My goal is to help you develop and improve your own strategy, enabling you to become successful and profitable. One key area to focus on is improving your risk management skills. Define your risk and reward ratio, such as 1:1 or 2:1.

Rules for Trading

  1. Avoid FOMO (fear of missing out); there will always be another opportunity.
  2. Have a solid reason for entering a trade. Is there good news or a good chart setup? If not, why bother?
  3. Create a game plan before entering a trade. Determine your stop-loss, target, and entry points.
  4. Maintain the mentality that "anything can happen."
  5. Learn to adapt to the market.
  6. Don't be afraid to lose. Remember that you will have more opportunities to make it back.
  7. Trading should be emotionless. Trade like a robot and follow your rules.
  8. Dedicate time every weekend to reflect on your trading performance and make rules to overcome mistakes.
  9. Never go all-in on a trade. If you have a small account, only invest 25% to 33%. If you are confident, you could invest up to 50%, but always keep cash available for double downs and other options.

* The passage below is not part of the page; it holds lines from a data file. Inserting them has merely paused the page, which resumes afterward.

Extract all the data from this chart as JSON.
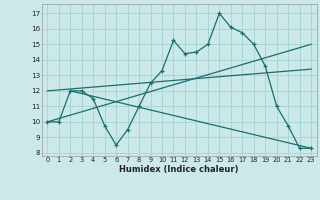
{
  "xlabel": "Humidex (Indice chaleur)",
  "background_color": "#cce9e9",
  "grid_color": "#aad4d4",
  "line_color": "#1a6e6e",
  "xlim": [
    -0.5,
    23.5
  ],
  "ylim": [
    7.8,
    17.6
  ],
  "yticks": [
    8,
    9,
    10,
    11,
    12,
    13,
    14,
    15,
    16,
    17
  ],
  "xticks": [
    0,
    1,
    2,
    3,
    4,
    5,
    6,
    7,
    8,
    9,
    10,
    11,
    12,
    13,
    14,
    15,
    16,
    17,
    18,
    19,
    20,
    21,
    22,
    23
  ],
  "line1_x": [
    0,
    1,
    2,
    3,
    4,
    5,
    6,
    7,
    8,
    9,
    10,
    11,
    12,
    13,
    14,
    15,
    16,
    17,
    18,
    19,
    20,
    21,
    22,
    23
  ],
  "line1_y": [
    10,
    10,
    12,
    12,
    11.5,
    9.75,
    8.5,
    9.5,
    11,
    12.5,
    13.3,
    15.25,
    14.4,
    14.5,
    15.0,
    17.0,
    16.1,
    15.75,
    15.0,
    13.6,
    11.0,
    9.75,
    8.3,
    8.3
  ],
  "line2_x": [
    0,
    23
  ],
  "line2_y": [
    10.0,
    15.0
  ],
  "line3_x": [
    0,
    23
  ],
  "line3_y": [
    12.0,
    13.4
  ],
  "line4_x": [
    2,
    23
  ],
  "line4_y": [
    12.0,
    8.3
  ]
}
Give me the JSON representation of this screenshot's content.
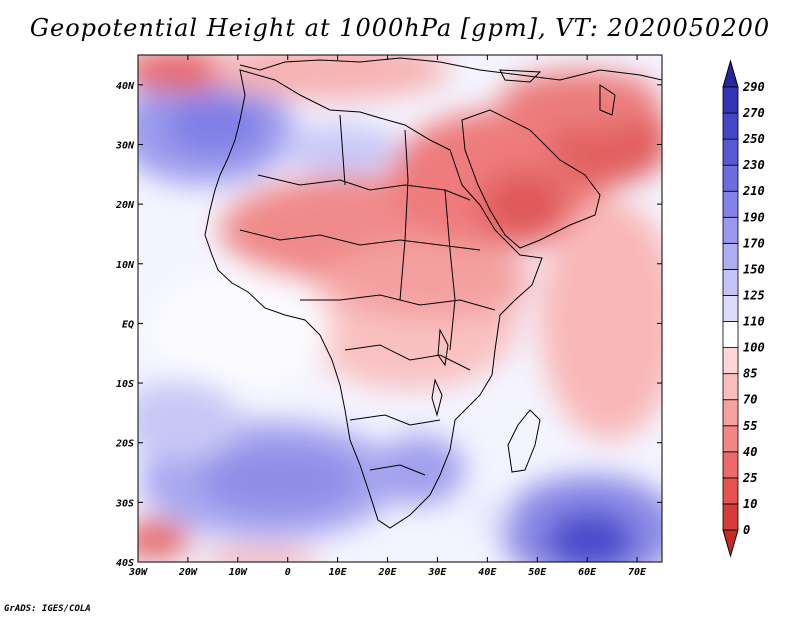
{
  "title": "Geopotential Height at 1000hPa [gpm], VT: 2020050200",
  "credit": "GrADS: IGES/COLA",
  "map": {
    "variable": "Geopotential Height",
    "level": "1000hPa",
    "units": "gpm",
    "valid_time": "2020050200",
    "lon_range": [
      -30,
      75
    ],
    "lat_range": [
      -40,
      45
    ],
    "lon_ticks": [
      "30W",
      "20W",
      "10W",
      "0",
      "10E",
      "20E",
      "30E",
      "40E",
      "50E",
      "60E",
      "70E"
    ],
    "lat_ticks": [
      "40S",
      "30S",
      "20S",
      "10S",
      "EQ",
      "10N",
      "20N",
      "30N",
      "40N"
    ]
  },
  "colorbar": {
    "levels": [
      "0",
      "10",
      "25",
      "40",
      "55",
      "70",
      "85",
      "100",
      "110",
      "125",
      "150",
      "170",
      "190",
      "210",
      "230",
      "250",
      "270",
      "290"
    ],
    "colors": [
      "#d93a3a",
      "#e65252",
      "#ee6a6a",
      "#f38585",
      "#f7a0a0",
      "#fbbcbc",
      "#fdd6d6",
      "#ffffff",
      "#dcdcfa",
      "#c4c4f6",
      "#aeaef2",
      "#9898ee",
      "#8282e8",
      "#6c6ce0",
      "#5858d6",
      "#4545c8",
      "#3333b8"
    ],
    "under_color": "#c62828",
    "over_color": "#26269e"
  },
  "colors": {
    "background": "#ffffff",
    "coast": "#000000"
  }
}
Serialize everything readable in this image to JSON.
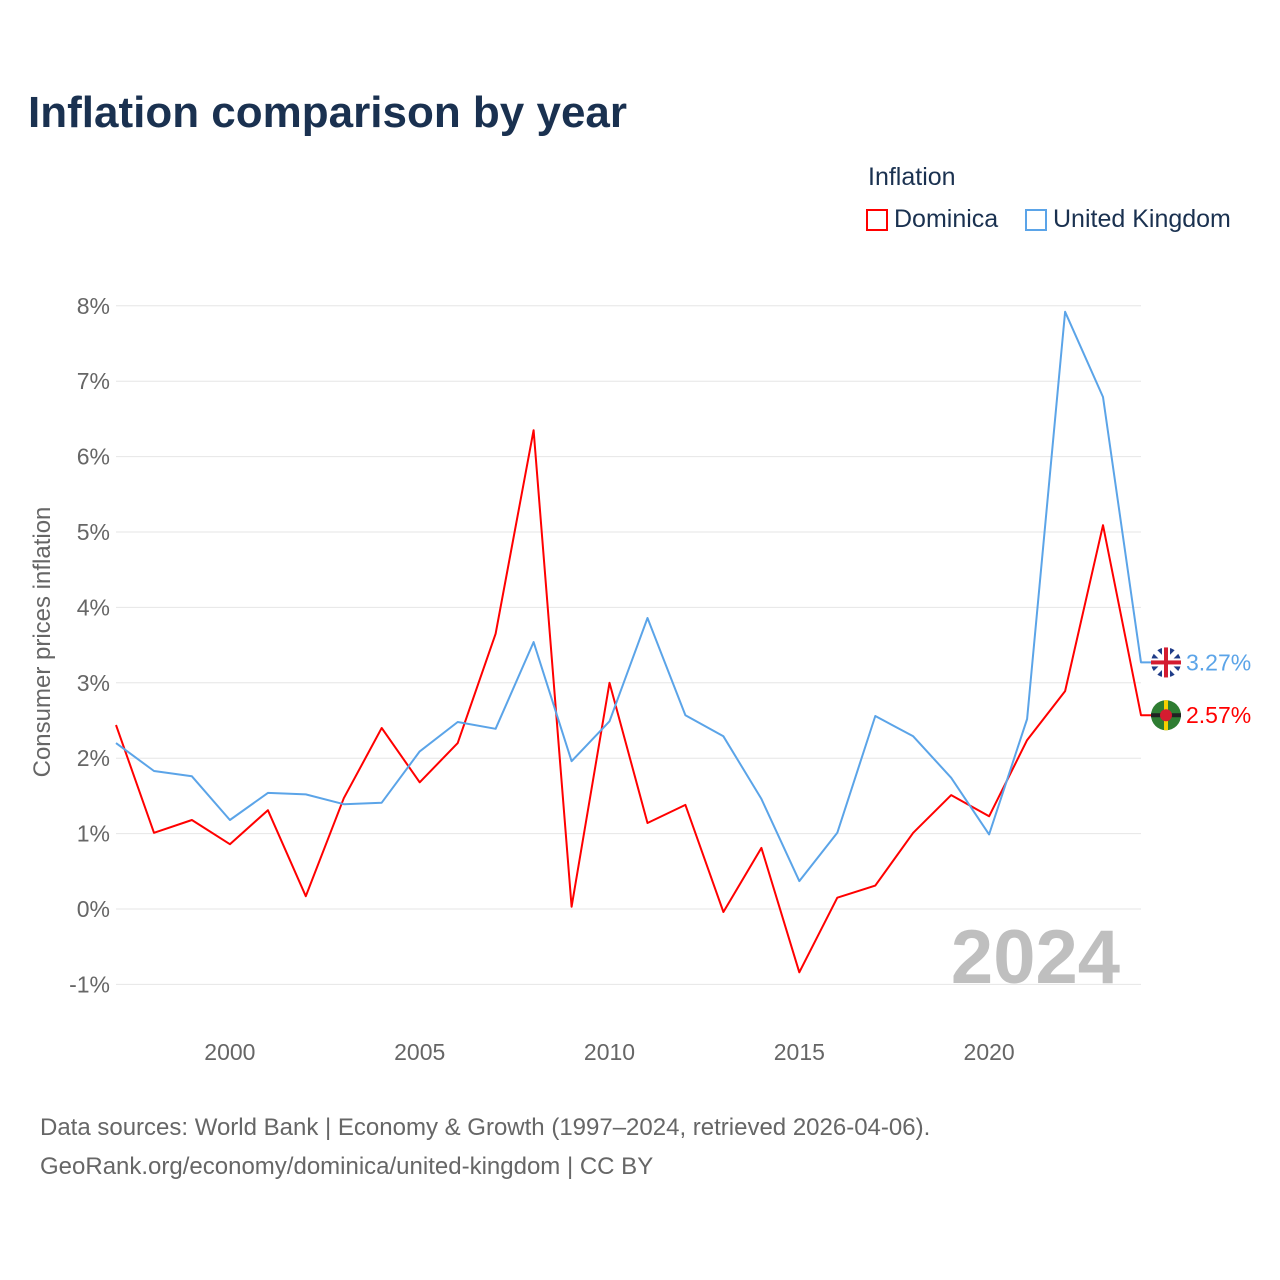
{
  "chart_data": {
    "type": "line",
    "title": "Inflation comparison by year",
    "ylabel": "Consumer prices inflation",
    "xlabel": "",
    "legend_title": "Inflation",
    "legend_position": "top-right",
    "ylim": [
      -1,
      8
    ],
    "yticks": [
      -1,
      0,
      1,
      2,
      3,
      4,
      5,
      6,
      7,
      8
    ],
    "ytick_labels": [
      "-1%",
      "0%",
      "1%",
      "2%",
      "3%",
      "4%",
      "5%",
      "6%",
      "7%",
      "8%"
    ],
    "xlim": [
      1997,
      2024
    ],
    "xticks": [
      2000,
      2005,
      2010,
      2015,
      2020
    ],
    "xtick_labels": [
      "2000",
      "2005",
      "2010",
      "2015",
      "2020"
    ],
    "grid": true,
    "watermark_year": "2024",
    "x": [
      1997,
      1998,
      1999,
      2000,
      2001,
      2002,
      2003,
      2004,
      2005,
      2006,
      2007,
      2008,
      2009,
      2010,
      2011,
      2012,
      2013,
      2014,
      2015,
      2016,
      2017,
      2018,
      2019,
      2020,
      2021,
      2022,
      2023,
      2024
    ],
    "series": [
      {
        "name": "Dominica",
        "color": "#ff0000",
        "end_label": "2.57%",
        "flag": "dominica-flag",
        "values": [
          2.44,
          1.01,
          1.18,
          0.86,
          1.31,
          0.17,
          1.47,
          2.4,
          1.68,
          2.2,
          3.65,
          6.35,
          0.03,
          3.0,
          1.14,
          1.38,
          -0.04,
          0.81,
          -0.84,
          0.15,
          0.31,
          1.01,
          1.51,
          1.23,
          2.24,
          2.89,
          5.09,
          2.57
        ]
      },
      {
        "name": "United Kingdom",
        "color": "#5ba4e8",
        "end_label": "3.27%",
        "flag": "uk-flag",
        "values": [
          2.2,
          1.83,
          1.76,
          1.18,
          1.54,
          1.52,
          1.39,
          1.41,
          2.09,
          2.48,
          2.39,
          3.54,
          1.96,
          2.49,
          3.86,
          2.57,
          2.29,
          1.46,
          0.37,
          1.01,
          2.56,
          2.29,
          1.74,
          0.99,
          2.52,
          7.92,
          6.79,
          3.27
        ]
      }
    ]
  },
  "footer": {
    "line1": "Data sources: World Bank | Economy & Growth (1997–2024, retrieved 2026-04-06).",
    "line2": "GeoRank.org/economy/dominica/united-kingdom | CC BY"
  }
}
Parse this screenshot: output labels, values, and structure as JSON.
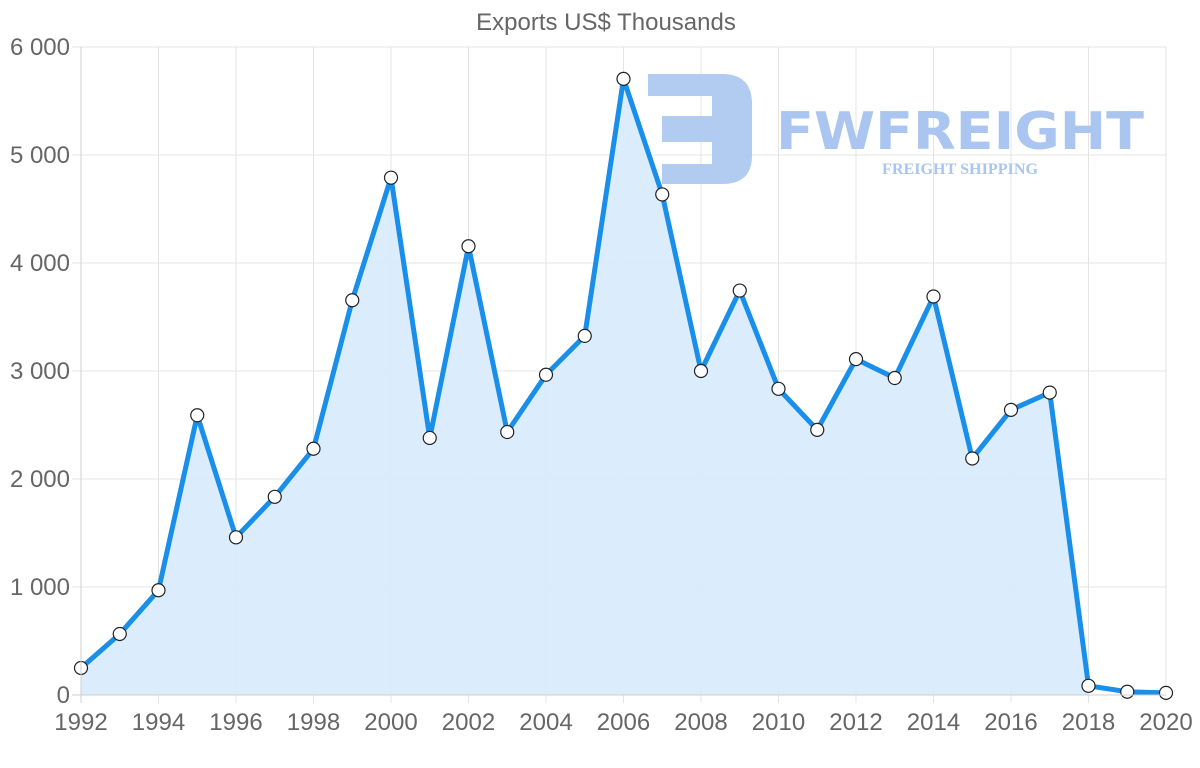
{
  "chart_data": {
    "type": "line",
    "title": "Exports US$ Thousands",
    "xlabel": "",
    "ylabel": "",
    "x": [
      1992,
      1993,
      1994,
      1995,
      1996,
      1997,
      1998,
      1999,
      2000,
      2001,
      2002,
      2003,
      2004,
      2005,
      2006,
      2007,
      2008,
      2009,
      2010,
      2011,
      2012,
      2013,
      2014,
      2015,
      2016,
      2017,
      2018,
      2019,
      2020
    ],
    "series": [
      {
        "name": "Exports US$ Thousands",
        "values": [
          250,
          565,
          970,
          2590,
          1460,
          1835,
          2280,
          3655,
          4790,
          2380,
          4155,
          2435,
          2965,
          3325,
          5705,
          4635,
          3000,
          3745,
          2835,
          2455,
          3110,
          2935,
          3690,
          2190,
          2640,
          2800,
          85,
          30,
          20
        ]
      }
    ],
    "x_tick_labels": [
      "1992",
      "1994",
      "1996",
      "1998",
      "2000",
      "2002",
      "2004",
      "2006",
      "2008",
      "2010",
      "2012",
      "2014",
      "2016",
      "2018",
      "2020"
    ],
    "y_tick_labels": [
      "0",
      "1 000",
      "2 000",
      "3 000",
      "4 000",
      "5 000",
      "6 000"
    ],
    "y_ticks": [
      0,
      1000,
      2000,
      3000,
      4000,
      5000,
      6000
    ],
    "ylim": [
      0,
      6000
    ],
    "xlim": [
      1992,
      2020
    ],
    "grid": true,
    "legend": "none",
    "area_fill": true,
    "colors": {
      "line": "#1a8fea",
      "fill": "#d9ecfc",
      "grid": "#e4e4e4",
      "axis": "#cfcfcf",
      "text": "#666666",
      "marker_fill": "#ffffff",
      "marker_stroke": "#222222"
    }
  },
  "watermark": {
    "brand": "FWFREIGHT",
    "tagline": "FREIGHT SHIPPING",
    "color": "#a9c5f0"
  }
}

  10. Avoid looking back, as it can lead to FOMO and regrets, resulting in more bad plays.
  11. Avoid shorting the market unless you need to hedge your portfolio. Generally, the market goes up more often than it goes down. If you must short the market, limit your position to 20% of your portfolio.
  12. Define your risk and reward ratio (1:1 or 2:1) to improve your risk management skills.
  13. Only take setups that you are confident will go well, unless an unexpected variable breaks that setup (e.g., market events, bad news, share offering). This is where your stop-loss comes in.
  14. Develop trade rules for yourself.